MPs on the foreign affairs committee say ministers have taken their eye off the ball over the last decade as Wagner expanded its reach across Syria, Ukraine and Africa and have called on the government to proscribe Wagner as a terrorist organisation.
The committee’s report, entitled ‘Guns for Gold: the Wagner Network exposed’, details the nefarious, destabilising nature of Wagner, especially in Africa, where the group makes most of its money, and highlights what it describes as government complacency in failing to recognise and act in a coordinated fashion to mitigate the risk that Wagner, as a slippery Russian proxy, represents.
Last week the UK sanctioned a further 13 individuals and entities associated with Wagner’s operations in Africa, which brings it more in line with sanctions regimes in the US and EU, the Committee Chairman Alicia Kearns told Sky News.
The report had criticised the UK’s efforts to sanction individuals and entities associated with Wagner’s wide-ranging network saying they lagged behind those of the EU and US and argues that government is not equipped to track Wagner’s activity as it transforms in the aftermath of Evgeny Prigozhin’s coup.
The report says the UK’s efforts to sanction individuals and entities associated with Wagner’s wide-ranging network have been poor compared with those of the EU and US and says it is not equipped to track Wagner’s activity as it transforms in the aftermath of Evgeny Prigozhin‘s coup.
A lack of clarity as to what exactly the Wagner network represents means Wagner-linked entities may still have access to UK financial markets, the report claims, and the tendency to view the group through the prism of Ukraine has stymied the government’s ability to protect the international order and UK interests as the network expands.
Wagner has spread its tentacles incredibly fast across the African continent, providing an array of services from counter-insurgency operations to security assistance, military training and political influence campaigns in exchange mostly for hugely lucrative mineral concessions which in turn bolster Russia’s heavily sanctioned state coffers.
The Kremlin appears to have recognised that despite Prigozhin’s waywardness, it cannot afford from a foreign policy perspective to dismantle the group’s network in countries like the Central African Republic, Mali, Sudan and Libya.
This is why it appears, at least in part, that Evgeny Prigozhin has been allowed to sit easy for now in Belarus, with Wagner forces taking a break from their Ukraine activity to focus instead on Africa.
African countries meanwhile continue to rely heavily on the Wagner model to prop up weak and unstable regimes.
‘State capture’ in Africa
The Central African Republic (CAR) has just announced that Wagner will be providing security around this Sunday’s referendum which seeks constitutional changes to enable President Touadera to run for a third term (echoes of Vladimir Putin there).
The report describes the CAR’s reliance on Wagner as an example of ‘state capture’ and a warning of what may happen elsewhere given the country’s continued and bloody instability.
The UK should make it clear to countries looking to engage with malign PMCs like Wagner, the report says, that the downsides of instability, corruption and a tendency towards extreme violence outweigh any perceived benefit and that cooperation may carry financial and diplomatic consequences.
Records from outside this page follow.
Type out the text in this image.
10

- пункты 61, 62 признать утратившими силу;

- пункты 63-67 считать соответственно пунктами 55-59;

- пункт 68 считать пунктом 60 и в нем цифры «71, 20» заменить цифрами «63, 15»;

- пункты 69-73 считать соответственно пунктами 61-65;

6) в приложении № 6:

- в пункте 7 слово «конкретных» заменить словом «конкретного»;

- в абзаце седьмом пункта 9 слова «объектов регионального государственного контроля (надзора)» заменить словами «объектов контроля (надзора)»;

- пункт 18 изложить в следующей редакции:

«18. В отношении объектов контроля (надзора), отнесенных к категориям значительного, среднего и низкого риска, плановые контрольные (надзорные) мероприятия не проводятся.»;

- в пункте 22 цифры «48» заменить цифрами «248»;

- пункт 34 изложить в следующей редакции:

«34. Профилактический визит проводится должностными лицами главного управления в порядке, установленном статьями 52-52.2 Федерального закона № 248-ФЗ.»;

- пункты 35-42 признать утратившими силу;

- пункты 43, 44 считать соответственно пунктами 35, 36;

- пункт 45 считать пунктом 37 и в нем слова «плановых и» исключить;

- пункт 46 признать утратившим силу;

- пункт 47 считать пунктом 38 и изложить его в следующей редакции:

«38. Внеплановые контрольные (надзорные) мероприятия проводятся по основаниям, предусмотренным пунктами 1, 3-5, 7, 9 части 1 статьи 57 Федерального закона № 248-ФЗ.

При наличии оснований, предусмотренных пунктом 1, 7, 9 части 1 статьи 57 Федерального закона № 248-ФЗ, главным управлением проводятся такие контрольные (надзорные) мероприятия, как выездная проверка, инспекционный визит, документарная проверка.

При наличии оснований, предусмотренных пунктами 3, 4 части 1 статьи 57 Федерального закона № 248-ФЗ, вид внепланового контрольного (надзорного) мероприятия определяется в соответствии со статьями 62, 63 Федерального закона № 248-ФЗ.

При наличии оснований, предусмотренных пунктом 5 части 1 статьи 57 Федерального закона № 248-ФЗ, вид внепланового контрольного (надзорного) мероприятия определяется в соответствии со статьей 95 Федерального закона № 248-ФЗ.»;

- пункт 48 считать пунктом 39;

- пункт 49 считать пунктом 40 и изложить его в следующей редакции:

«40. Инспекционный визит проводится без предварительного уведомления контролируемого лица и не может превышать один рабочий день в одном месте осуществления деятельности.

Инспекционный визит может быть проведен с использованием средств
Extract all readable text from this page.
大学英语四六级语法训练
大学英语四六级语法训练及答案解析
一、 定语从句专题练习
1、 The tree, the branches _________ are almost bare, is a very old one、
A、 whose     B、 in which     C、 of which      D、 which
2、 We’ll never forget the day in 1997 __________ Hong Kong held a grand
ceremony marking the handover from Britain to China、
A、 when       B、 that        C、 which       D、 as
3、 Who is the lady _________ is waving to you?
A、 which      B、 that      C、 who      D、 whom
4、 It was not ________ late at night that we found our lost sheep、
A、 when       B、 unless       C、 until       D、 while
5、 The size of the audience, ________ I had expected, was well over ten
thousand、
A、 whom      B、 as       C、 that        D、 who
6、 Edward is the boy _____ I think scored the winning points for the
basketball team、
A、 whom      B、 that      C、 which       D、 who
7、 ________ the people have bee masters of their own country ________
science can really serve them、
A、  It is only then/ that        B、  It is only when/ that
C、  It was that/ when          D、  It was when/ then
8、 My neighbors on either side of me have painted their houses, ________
Russia, alongside China, has deepened its influence in Africa as the UK has been preoccupied with security threats closer to home.
France has been forced out of the CAR and Mali as actors like Wagner assert their influence in these deeply unstable countries. The UK’s stabilisation efforts in Libya seem like policy from a bygone era.
Despite the obvious priority afforded Ukraine as it battles Russia’s unconscionable invasion, this report argues the UK must up its game if it is to keep on top of the significant threat that Wagner continues to represent to UK security interests across the globe.